階段を降りた先にあるドアを開けると、そこにはは2つのドアがあります。左側のドアは男性用の、右側のドアは女性用の更衣室へと繋がっています。更衣室といっても自分用のロッカーがあるだけで特にここで着替えることはありません。

 そもそも八咫烏には指定の服は存在しません。みなさん施設内では思い思いの服で過ごしていらっしゃいます。ただ戦場では所属部隊に応じたマントを着ることになっています。例えば日下部隊長さんの第一部隊は赤色のマントを、穂積隊長さんの第二部隊は緑色のマントを着用します。ちなみに早川大隊長さんの特別戦略部隊は黒色のマントで、背中には金色の刺繍で『八咫烏』と縫われています。

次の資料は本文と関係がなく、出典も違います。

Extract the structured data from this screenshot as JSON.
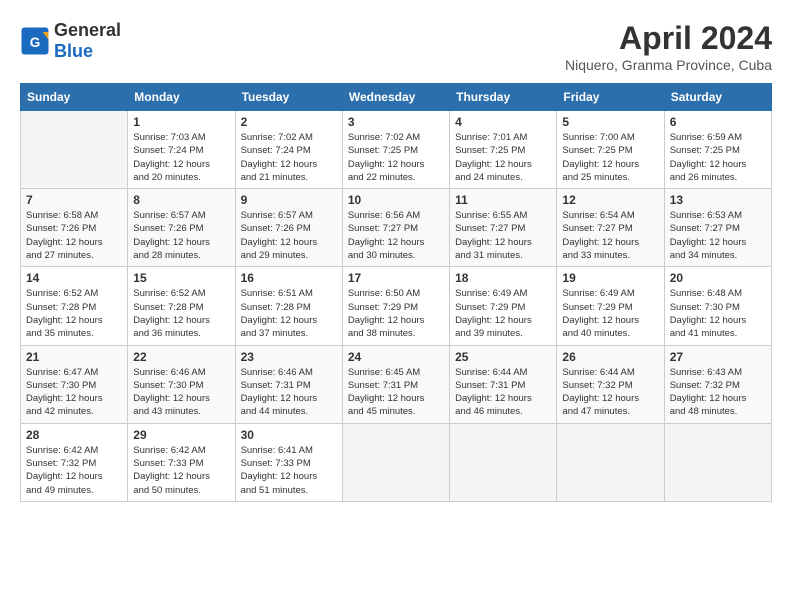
{
  "logo": {
    "text_general": "General",
    "text_blue": "Blue"
  },
  "title": {
    "month_year": "April 2024",
    "location": "Niquero, Granma Province, Cuba"
  },
  "days_of_week": [
    "Sunday",
    "Monday",
    "Tuesday",
    "Wednesday",
    "Thursday",
    "Friday",
    "Saturday"
  ],
  "weeks": [
    [
      {
        "day": "",
        "info": ""
      },
      {
        "day": "1",
        "info": "Sunrise: 7:03 AM\nSunset: 7:24 PM\nDaylight: 12 hours\nand 20 minutes."
      },
      {
        "day": "2",
        "info": "Sunrise: 7:02 AM\nSunset: 7:24 PM\nDaylight: 12 hours\nand 21 minutes."
      },
      {
        "day": "3",
        "info": "Sunrise: 7:02 AM\nSunset: 7:25 PM\nDaylight: 12 hours\nand 22 minutes."
      },
      {
        "day": "4",
        "info": "Sunrise: 7:01 AM\nSunset: 7:25 PM\nDaylight: 12 hours\nand 24 minutes."
      },
      {
        "day": "5",
        "info": "Sunrise: 7:00 AM\nSunset: 7:25 PM\nDaylight: 12 hours\nand 25 minutes."
      },
      {
        "day": "6",
        "info": "Sunrise: 6:59 AM\nSunset: 7:25 PM\nDaylight: 12 hours\nand 26 minutes."
      }
    ],
    [
      {
        "day": "7",
        "info": "Sunrise: 6:58 AM\nSunset: 7:26 PM\nDaylight: 12 hours\nand 27 minutes."
      },
      {
        "day": "8",
        "info": "Sunrise: 6:57 AM\nSunset: 7:26 PM\nDaylight: 12 hours\nand 28 minutes."
      },
      {
        "day": "9",
        "info": "Sunrise: 6:57 AM\nSunset: 7:26 PM\nDaylight: 12 hours\nand 29 minutes."
      },
      {
        "day": "10",
        "info": "Sunrise: 6:56 AM\nSunset: 7:27 PM\nDaylight: 12 hours\nand 30 minutes."
      },
      {
        "day": "11",
        "info": "Sunrise: 6:55 AM\nSunset: 7:27 PM\nDaylight: 12 hours\nand 31 minutes."
      },
      {
        "day": "12",
        "info": "Sunrise: 6:54 AM\nSunset: 7:27 PM\nDaylight: 12 hours\nand 33 minutes."
      },
      {
        "day": "13",
        "info": "Sunrise: 6:53 AM\nSunset: 7:27 PM\nDaylight: 12 hours\nand 34 minutes."
      }
    ],
    [
      {
        "day": "14",
        "info": "Sunrise: 6:52 AM\nSunset: 7:28 PM\nDaylight: 12 hours\nand 35 minutes."
      },
      {
        "day": "15",
        "info": "Sunrise: 6:52 AM\nSunset: 7:28 PM\nDaylight: 12 hours\nand 36 minutes."
      },
      {
        "day": "16",
        "info": "Sunrise: 6:51 AM\nSunset: 7:28 PM\nDaylight: 12 hours\nand 37 minutes."
      },
      {
        "day": "17",
        "info": "Sunrise: 6:50 AM\nSunset: 7:29 PM\nDaylight: 12 hours\nand 38 minutes."
      },
      {
        "day": "18",
        "info": "Sunrise: 6:49 AM\nSunset: 7:29 PM\nDaylight: 12 hours\nand 39 minutes."
      },
      {
        "day": "19",
        "info": "Sunrise: 6:49 AM\nSunset: 7:29 PM\nDaylight: 12 hours\nand 40 minutes."
      },
      {
        "day": "20",
        "info": "Sunrise: 6:48 AM\nSunset: 7:30 PM\nDaylight: 12 hours\nand 41 minutes."
      }
    ],
    [
      {
        "day": "21",
        "info": "Sunrise: 6:47 AM\nSunset: 7:30 PM\nDaylight: 12 hours\nand 42 minutes."
      },
      {
        "day": "22",
        "info": "Sunrise: 6:46 AM\nSunset: 7:30 PM\nDaylight: 12 hours\nand 43 minutes."
      },
      {
        "day": "23",
        "info": "Sunrise: 6:46 AM\nSunset: 7:31 PM\nDaylight: 12 hours\nand 44 minutes."
      },
      {
        "day": "24",
        "info": "Sunrise: 6:45 AM\nSunset: 7:31 PM\nDaylight: 12 hours\nand 45 minutes."
      },
      {
        "day": "25",
        "info": "Sunrise: 6:44 AM\nSunset: 7:31 PM\nDaylight: 12 hours\nand 46 minutes."
      },
      {
        "day": "26",
        "info": "Sunrise: 6:44 AM\nSunset: 7:32 PM\nDaylight: 12 hours\nand 47 minutes."
      },
      {
        "day": "27",
        "info": "Sunrise: 6:43 AM\nSunset: 7:32 PM\nDaylight: 12 hours\nand 48 minutes."
      }
    ],
    [
      {
        "day": "28",
        "info": "Sunrise: 6:42 AM\nSunset: 7:32 PM\nDaylight: 12 hours\nand 49 minutes."
      },
      {
        "day": "29",
        "info": "Sunrise: 6:42 AM\nSunset: 7:33 PM\nDaylight: 12 hours\nand 50 minutes."
      },
      {
        "day": "30",
        "info": "Sunrise: 6:41 AM\nSunset: 7:33 PM\nDaylight: 12 hours\nand 51 minutes."
      },
      {
        "day": "",
        "info": ""
      },
      {
        "day": "",
        "info": ""
      },
      {
        "day": "",
        "info": ""
      },
      {
        "day": "",
        "info": ""
      }
    ]
  ]
}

 ロッカーには貴重品や携帯電話をしまいます。これより下の階では携帯電話を使うことはおろか、持ち運ぶことも許されません。


 おや?誰かが入ってきましたね。ドアが開いた音がしました。知らない人だと困るので出来たら知っている人だと良いのですが……

「あっ」

「よかった靏音さんでしたか」

 知っている方でよかったです。

「おはよー、早いね〜」

「昨日寝る前に今日の入隊式のことを考えていたら早く起きてしまいました」

「楽しみだよね〜」

「そ、そうですね」

 緊張で夜寝れなかったことは内緒にしておきましょう。

「制服かわいいですね」

 靏音さんのロッカーは私の真後ろにあります。なのでベンチを挟んで背中合わせの格好になります。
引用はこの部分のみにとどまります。